Me: (Screaming in unison with a few thousand others) IT AIN'T NO SIN TO BE GLAD YOU'RE ALIVE!!!

Him (day 2 of 2): OOOOOhhhh, I think I get it.
Me: OOOOOOOOOOOHHHHHHHHHHHHHHHHmigod, they're playing Thunder Road.

The Rising Barnstorm Tour
Him (somewhere in the intro to the second song): BRUCE SPRINGSTEEN KICKS MAJOR ROCK AND ROLL ASS!!!!!!!!!!!!!!!!!!!!!!
Me: Well, duh. You finally got it.

And he does. He finally gets it. He'll never get it about BOB, but that's OK.

So here's the set list from Saturday night in Miami...

The Rising
Lonesome Day
Promised Land
The Fuse
Candy's Room
Empty Sky
You're Missing
Waiting on a Sunny Day
Out in the Street
Worlds Apart
Badlands
She's The One
Mary's Place (and yes, this is the barn burner live that I thought it would be when I heard the cd. Damn. Damn)
Then Bono (yes THAT Bono) and Dave Stewart (from the Eurythmics) came out and joined in on
Because The Night
For You (with Bruce solo on the piano)
Into the Fire

(First Encore)
So Young & In Love
Glory Days
If I Should Fall Behind (a duet with the great, great Dion -- Dion and the Belmonts, not Celine Dion)
Born To Run

(Second Encore)
My City in Ruins
Born in the USA (back to being something of a rocker, not the high lonesome sound of recent years, performed on a 12 string steel)
Land of Hopes and Dreams
Dancing in the Dark

and if the freaking Miami crowd had arrived on time, instead of late or 10 minutes to curtain, the show would have started on time and we could have had three encores, OK?

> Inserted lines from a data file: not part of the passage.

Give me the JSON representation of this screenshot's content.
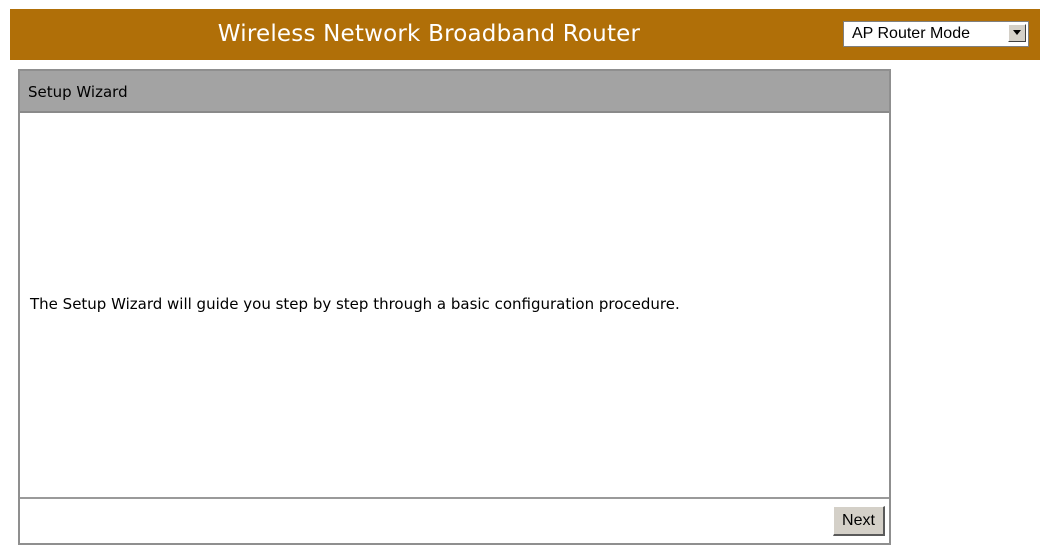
{
  "header": {
    "title": "Wireless Network Broadband Router",
    "mode_select": {
      "selected": "AP Router Mode",
      "arrow_icon": "dropdown-arrow-icon"
    },
    "background_color": "#b06f08"
  },
  "panel": {
    "title": "Setup Wizard",
    "description": "The Setup Wizard will guide you step by step through a basic configuration procedure.",
    "next_label": "Next"
  }
}
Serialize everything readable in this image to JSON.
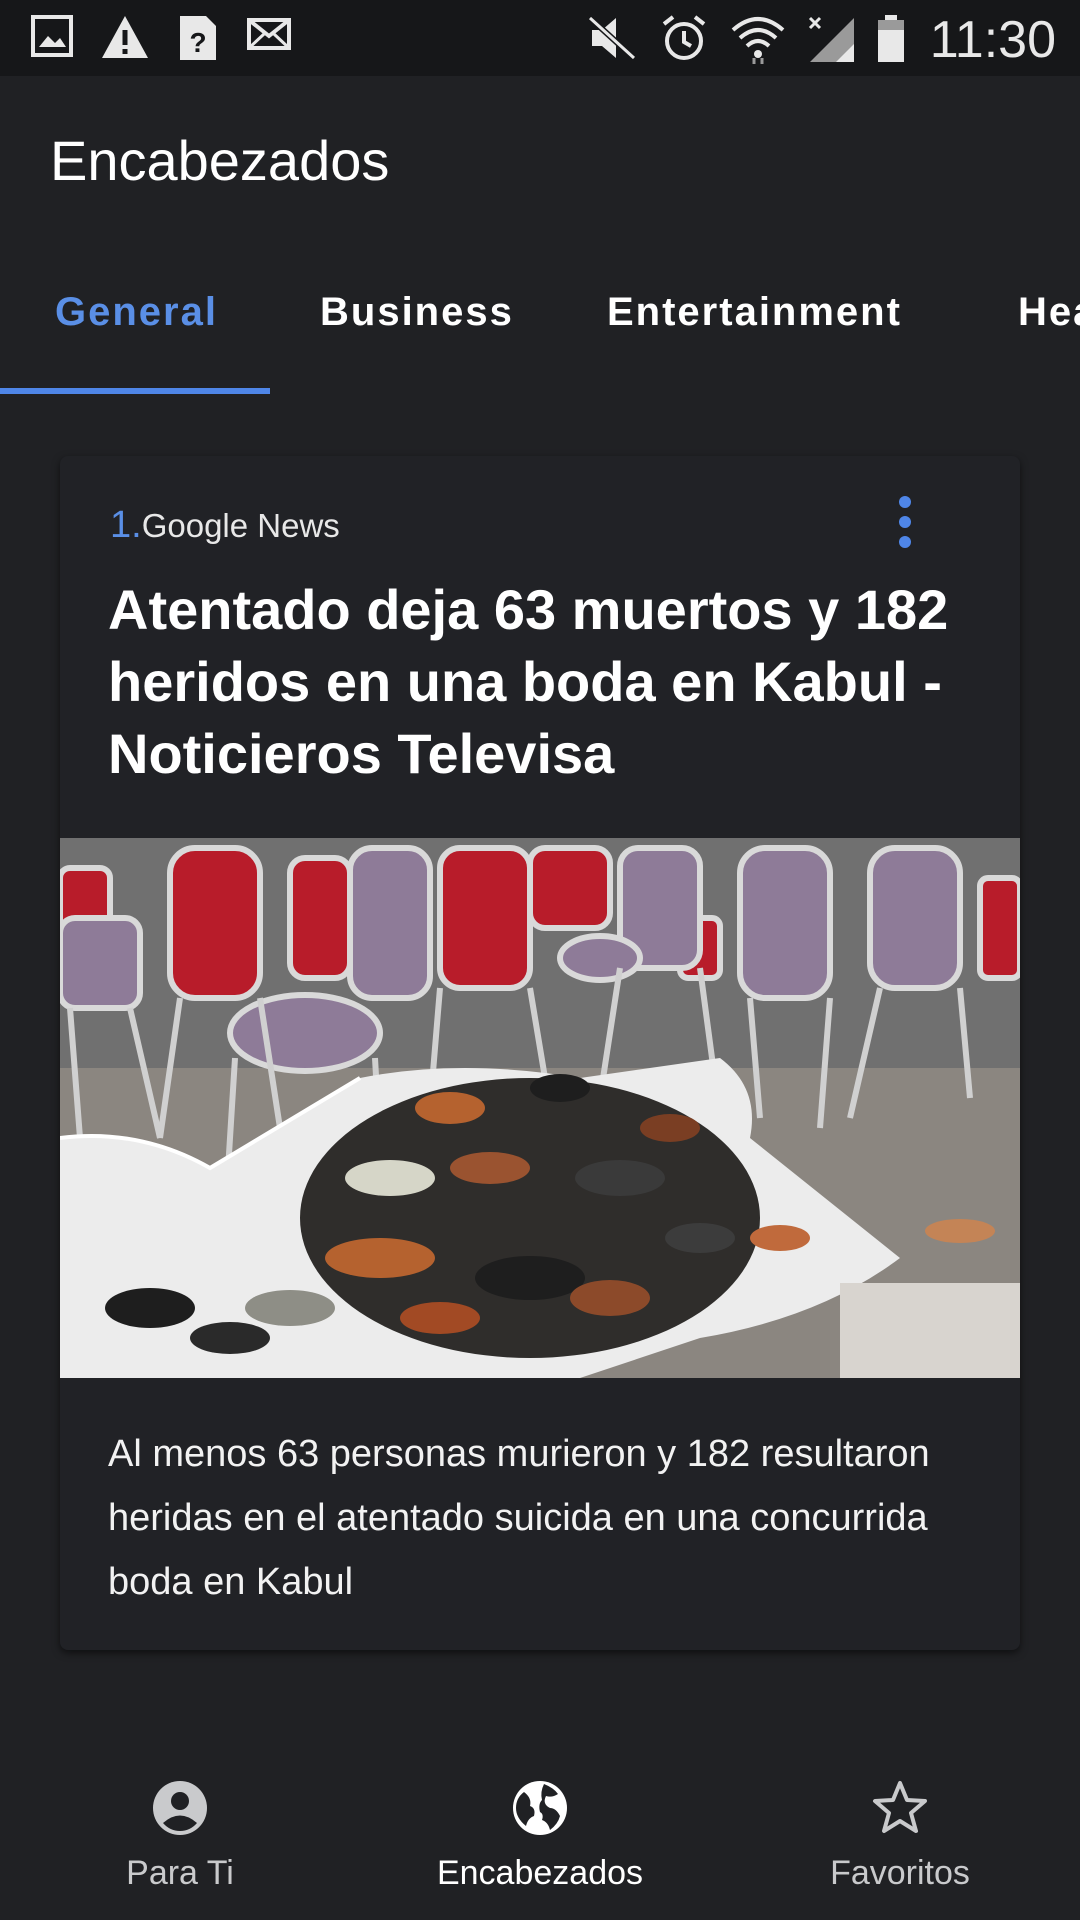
{
  "status_bar": {
    "time": "11:30",
    "icons": [
      "image-notification-icon",
      "warning-icon",
      "unknown-file-icon",
      "mail-icon",
      "mute-icon",
      "alarm-icon",
      "wifi-icon",
      "signal-icon",
      "battery-icon"
    ]
  },
  "app_bar": {
    "title": "Encabezados"
  },
  "tabs": [
    {
      "label": "General",
      "active": true
    },
    {
      "label": "Business",
      "active": false
    },
    {
      "label": "Entertainment",
      "active": false
    },
    {
      "label": "Health",
      "active": false
    }
  ],
  "article": {
    "rank": "1.",
    "source": "Google News",
    "title": "Atentado deja 63 muertos y 182 heridos en una boda en Kabul - Noticieros Televisa",
    "description": "Al menos 63 personas murieron y 182 resultaron heridas en el atentado suicida en una concurrida boda en Kabul",
    "image_alt": "chairs and pile of shoes on white cloth",
    "menu_icon": "more-vert-icon"
  },
  "bottom_nav": [
    {
      "label": "Para Ti",
      "icon": "person-icon",
      "active": false
    },
    {
      "label": "Encabezados",
      "icon": "globe-icon",
      "active": true
    },
    {
      "label": "Favoritos",
      "icon": "star-icon",
      "active": false
    }
  ],
  "colors": {
    "background": "#202124",
    "accent": "#4f86e8",
    "text": "#ffffff"
  }
}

As it was, it was the cure I needed for these days of loathing and fear.

Beat Poetry

I've been reading my surrogate daughter's blog with scary regularity, ever since she started one (Bad Teenage Poetry). I am sooo proud of this girl/woman. Her writing is heart felt and crisp. She went off to college in August and has been feeling her way along, joining a wrestling club, feeding the hungry at the Krinsha Temple... But she all of a sudden hit the zone. She's quoting the beats and reading at poetry jams. Dancing mad at midnight to the Mighty Mighty Bosstones. Finding her new family. And I'm watching it all with my breath held, as the chrysalis thins and the magnificent wings start to show. What an unfurling this promises to be.